After a hearty supper we strolled about the grounds and soon found ourselves in the yard playing "Gavoreetka"—I think that is what they called it. Gavoreetka is one of the national games of Russia. It is very fascinating and is played as follows: Two six-foot squares are marked off about 50 feet apart, one for each of the opposing teams. In these squares are arranged five six-inch blocks in various curious successive formations, such as the "sausage," "woman at the window," "cannon," "house," "train," "cross," "snake," "registered letter," etc. The point of the game is that the competing teams, each player of which is equipped with two great clubs for throwing, strive to be first in knocking a specified number of the block formations from each other's squares. It is a rough game but a very interesting one. It brings out all a person's strength and skill in throwing. We played it until midnight, when darkness set in. For several days afterward my "soupbone" was as sore as a boil.

Next morning we arose early—that is, early for Russia. We had a good meal and started a busy day of fishing, boating, swimming, playing gavoreetka, and wandering around in the beautiful woods. The part of the program that pleased me most, however, was the concert in the afternoon. It was held in the large ball-room of the mansion. This ball-room, about fifty feet square, was luxuriously fitted out. Wonderful paintings decorated the walls and ceilings. The furniture was exquisite and costly. There must have been a hundred chairs, each of which was delicately carved, enameled, inlaid with gold, and upholstered with the finest of silk.

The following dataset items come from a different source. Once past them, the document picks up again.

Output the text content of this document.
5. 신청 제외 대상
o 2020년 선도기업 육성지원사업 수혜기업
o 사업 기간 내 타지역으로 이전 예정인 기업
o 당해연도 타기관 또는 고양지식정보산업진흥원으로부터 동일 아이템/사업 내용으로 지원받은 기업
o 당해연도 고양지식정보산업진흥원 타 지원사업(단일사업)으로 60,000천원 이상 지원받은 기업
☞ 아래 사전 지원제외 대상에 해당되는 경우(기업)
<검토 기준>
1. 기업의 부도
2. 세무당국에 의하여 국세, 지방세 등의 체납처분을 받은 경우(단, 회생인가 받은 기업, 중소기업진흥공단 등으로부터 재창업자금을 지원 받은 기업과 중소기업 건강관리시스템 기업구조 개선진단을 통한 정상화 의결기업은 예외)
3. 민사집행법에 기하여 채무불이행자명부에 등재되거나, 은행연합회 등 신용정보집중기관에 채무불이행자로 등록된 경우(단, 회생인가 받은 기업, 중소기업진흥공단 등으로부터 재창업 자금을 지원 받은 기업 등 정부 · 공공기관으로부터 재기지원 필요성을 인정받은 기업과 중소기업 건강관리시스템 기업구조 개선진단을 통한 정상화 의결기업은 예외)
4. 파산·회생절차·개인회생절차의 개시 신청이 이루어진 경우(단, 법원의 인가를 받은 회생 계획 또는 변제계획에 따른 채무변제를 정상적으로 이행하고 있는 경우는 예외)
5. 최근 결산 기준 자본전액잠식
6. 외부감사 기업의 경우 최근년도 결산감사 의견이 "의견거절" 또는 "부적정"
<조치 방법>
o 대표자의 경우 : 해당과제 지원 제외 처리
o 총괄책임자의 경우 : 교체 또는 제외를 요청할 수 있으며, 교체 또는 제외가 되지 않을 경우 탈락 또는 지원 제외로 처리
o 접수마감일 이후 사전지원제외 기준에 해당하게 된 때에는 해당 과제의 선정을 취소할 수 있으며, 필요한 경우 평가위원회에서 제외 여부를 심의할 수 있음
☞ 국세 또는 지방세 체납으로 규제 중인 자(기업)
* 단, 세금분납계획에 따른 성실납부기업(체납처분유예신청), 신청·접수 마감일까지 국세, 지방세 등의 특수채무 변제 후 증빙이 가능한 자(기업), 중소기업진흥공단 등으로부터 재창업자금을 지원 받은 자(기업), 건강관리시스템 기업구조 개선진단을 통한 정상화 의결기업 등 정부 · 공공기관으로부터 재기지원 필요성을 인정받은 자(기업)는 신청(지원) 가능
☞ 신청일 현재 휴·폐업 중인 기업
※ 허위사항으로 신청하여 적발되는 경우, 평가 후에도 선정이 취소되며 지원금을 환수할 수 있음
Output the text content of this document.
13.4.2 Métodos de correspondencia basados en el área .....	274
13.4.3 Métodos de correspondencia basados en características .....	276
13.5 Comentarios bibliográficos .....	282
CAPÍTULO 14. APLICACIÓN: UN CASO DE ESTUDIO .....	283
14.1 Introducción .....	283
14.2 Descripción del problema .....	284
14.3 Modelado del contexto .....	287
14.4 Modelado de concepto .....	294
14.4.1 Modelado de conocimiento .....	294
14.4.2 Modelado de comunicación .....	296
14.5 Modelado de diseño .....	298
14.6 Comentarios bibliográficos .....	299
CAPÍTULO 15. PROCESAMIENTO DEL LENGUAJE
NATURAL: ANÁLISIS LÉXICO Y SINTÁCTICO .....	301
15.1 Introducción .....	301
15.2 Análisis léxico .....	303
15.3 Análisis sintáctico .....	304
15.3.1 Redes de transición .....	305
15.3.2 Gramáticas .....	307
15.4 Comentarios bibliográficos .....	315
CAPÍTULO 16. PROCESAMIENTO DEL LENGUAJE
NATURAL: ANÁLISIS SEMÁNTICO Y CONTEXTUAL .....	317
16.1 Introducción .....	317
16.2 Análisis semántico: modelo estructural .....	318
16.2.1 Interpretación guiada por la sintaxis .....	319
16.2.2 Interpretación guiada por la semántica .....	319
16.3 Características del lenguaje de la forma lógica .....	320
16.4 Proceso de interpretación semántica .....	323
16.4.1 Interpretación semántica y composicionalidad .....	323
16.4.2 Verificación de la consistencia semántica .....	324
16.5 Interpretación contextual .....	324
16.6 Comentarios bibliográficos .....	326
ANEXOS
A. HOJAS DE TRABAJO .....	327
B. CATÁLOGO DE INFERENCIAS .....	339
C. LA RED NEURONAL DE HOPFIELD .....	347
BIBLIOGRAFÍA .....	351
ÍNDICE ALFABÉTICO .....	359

The ball-room presented a truly revolutionary scene. Its former aristocratic revellers were gone and the useful workers were come in their stead to enjoy themselves. Many of the peasant girls, who had come in from the surrounding villages, were dressed in their gay national costumes. Across the walls were strung great red banners bearing revolutionary watchwords. In front, on the lawn, stood an enormous bust of Karl Marx, flanked by several more of Engels, Liebknecht, and other fighters in the cause. I wondered what the assembled workers thought of it all. Here just a few years ago they were talking in whispers of the masters in the big mansion on the hill and gazing respectfully from afar at their brilliantly lighted festivities. But now they had risen up, driven away these masters, divided up their lands, and were using the sacred ball-room for their own enjoyment. To me the whole incident seemed to bring the revolution very close.

As always with Russian working class concerts, the program was excellent. The artists—a pianist, a singer, and a violinist from Moscow—were superior performers. The work of the pianist particularly interested me. He interspersed his playing with short talks explaining the theory, evolution, history, and technique of music. The hearers were entranced. On that beautiful Sunday afternoon, with all outdoors calling to them, they sat through three hours of classical and folk music and enjoyed every minute of it. The concert wound up by everybody singing "The Internationale."

Tired out, but delighted beyond measure by our experience at the rest home, our party reached Moscow at midnight—after an automobile drive at the breakneck pace habitual to Russian chauffeurs.